African American Review, Summer, 2004 by Sheila Hassell Hughes
(9.) Borrowing from psychoanalytic and semiotic theories, I take "place" to refer to one's location, situatedness, or the position from which one perceives and speaks to others. One's place, in this sense, determines and is determined by a relation to others that is often oppositional. In relation to place, "space" signals something mere fluid. Space implies freedom of movement, or expansiveness. If place is the point, space is the continuum. In this schema, place signals the particular and immanent, and space the universal and transcendent. The former is not simply contained within the latter, however, for the border is permeable and inside and outside can shift. Space can also imply something that is created in, or hollowed out of, some place or mass.
(10.) D. Harvey, The Conditions of Postmodernity (Oxford: Blackwell, 1989), summarized in Massey 139-40.
(11.) hooks remembers the historical role of African American women in creating "homeplaces"--sites of resistance and healing--for family and community, hooks stresses her appreciation of this as a chosen, rather than essential, role. Barbara Smith discusses her choice of a title in the introduction to Home Girls: A Black Feminist Anthology. "Home girls" refers to girls from "the neighborhood" (a term that encompasses and connects multiple literal black neighborhoods in the U.S.), but it also articulates the need for a home, a "place to be ourselves," to be at home with each other and escape the role of the social outsider. Smith outlines a number of ways that "home" is complicated for black women: the ambivalent role of women in the family, and also the broader black community, in transmitting "fear and shame ... as well as hope" (xxii); the problem of conformity within a group pressed to define itself in opposition to oppression (xxxix); the "psychic violence" of incorporating that oppression as self-hatred; and the need for a concept of the "simultaneity of oppression" for "coalition building" across different social locations.

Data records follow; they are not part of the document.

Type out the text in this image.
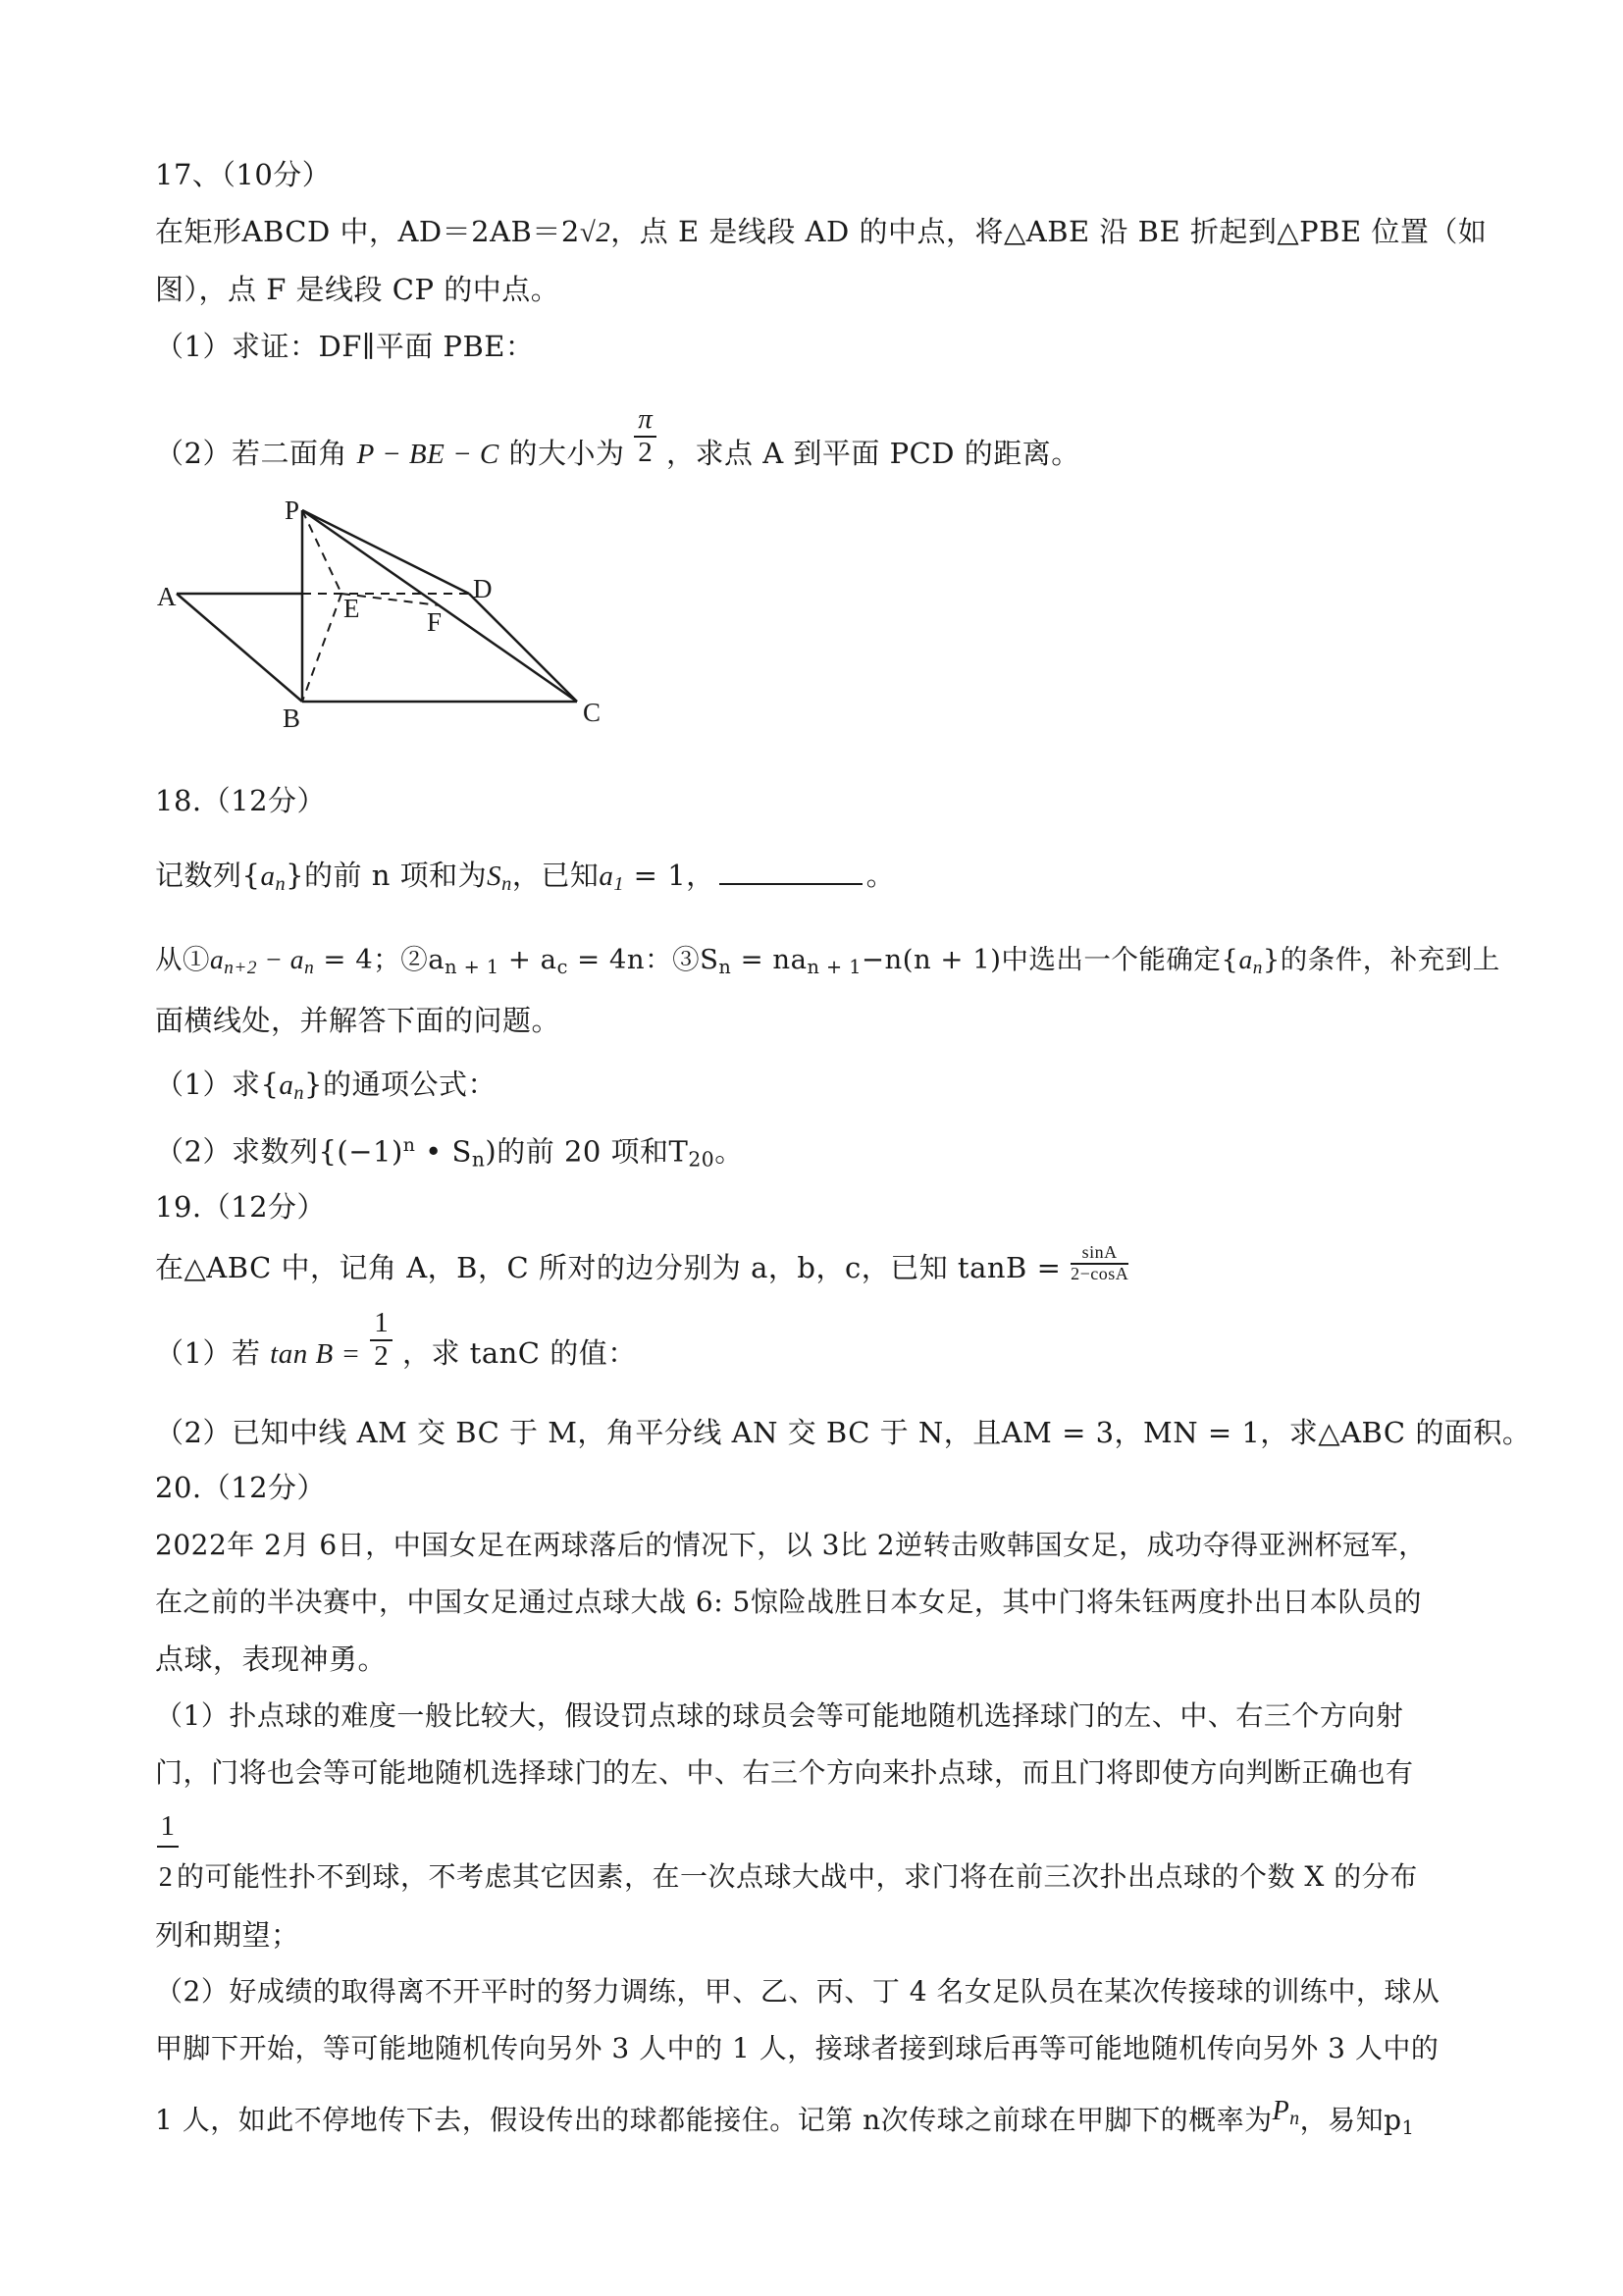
17、（10分）
在矩形ABCD 中，AD＝2AB＝2√2，点 E 是线段 AD 的中点，将△ABE 沿 BE 折起到△PBE 位置（如
图），点 F 是线段 CP 的中点。
（1）求证：DF∥平面 PBE：
（2）若二面角 P − BE − C 的大小为 $\frac{\pi}{2}$ ，求点 A 到平面 PCD 的距离。
P
A	E	F
D
B	C
18.（12分）
记数列$\{a_n\}$的前 n 项和为$S_n$，已知$a_1 = 1$，	。
从$①a_{n+2} - a_n = 4$；$②a_{n + 1} + a_c = 4n$：$③S_n = na_{n + 1}-n(n + 1)$中选出一个能确定$\{a_n\}$的条件，补充到上
面横线处，并解答下面的问题。
（1）求$\{a_n\}$的通项公式：
（2）求数列{$(-1)^n$ • $S_n$)的前 20 项和$T_{20}$。
19.（12分）
在△ABC 中，记角 A，B，C 所对的边分别为 a，b，c，已知 $\tan B = \frac{\sin A}{2-\cos A}$
（1）若 $\tan B = \frac{1}{2}$ ，求 tanC 的值：
（2）已知中线 AM 交 BC 于 M，角平分线 AN 交 BC 于 N，且AM = 3，MN = 1，求△ABC 的面积。
20.（12分）
2022年 2月 6日，中国女足在两球落后的情况下，以 3比 2逆转击败韩国女足，成功夺得亚洲杯冠军，
在之前的半决赛中，中国女足通过点球大战 6: 5惊险战胜日本女足，其中门将朱钰两度扑出日本队员的
点球，表现神勇。
（1）扑点球的难度一般比较大，假设罚点球的球员会等可能地随机选择球门的左、中、右三个方向射
门，门将也会等可能地随机选择球门的左、中、右三个方向来扑点球，而且门将即使方向判断正确也有
1
2 的可能性扑不到球，不考虑其它因素，在一次点球大战中，求门将在前三次扑出点球的个数 X 的分布
列和期望；
（2）好成绩的取得离不开平时的努力调练，甲、乙、丙、丁 4 名女足队员在某次传接球的训练中，球从
甲脚下开始，等可能地随机传向另外 3 人中的 1 人，接球者接到球后再等可能地随机传向另外 3 人中的
1 人，如此不停地传下去，假设传出的球都能接住。记第 n次传球之前球在甲脚下的概率为$P_n$，易知$p_1$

(12.) I borrow these terms from Diana Fuss's introduction to Inside/Out: Lesbian Theories, Gay Theories, in which she maps the space of "the closet."
(13.) When Hull presses Brooks about the absence of heroic female figures in her poetry from the sixties and seventies, Brooks explains, "These people who influenced me so much in the late sixties tended to be men.... The women--what can I say about them? ... Well what were the women doing ... aside from amening what the others did.... I didn't say 'Okay, women are supposed to take the back seat and I won't write about them.' ... there was this tendency on the part of the women--announced too--to lift the men up, to heroize them" (Hull and Gallagher 36-37).
(14.) Two tribute anthologies have been published: To Gwen With Love, ed. Brown, et al. (1971); and Say That the River Turns: The Impact of Gwendolyn Brooks, ed. Madhubuti (1987).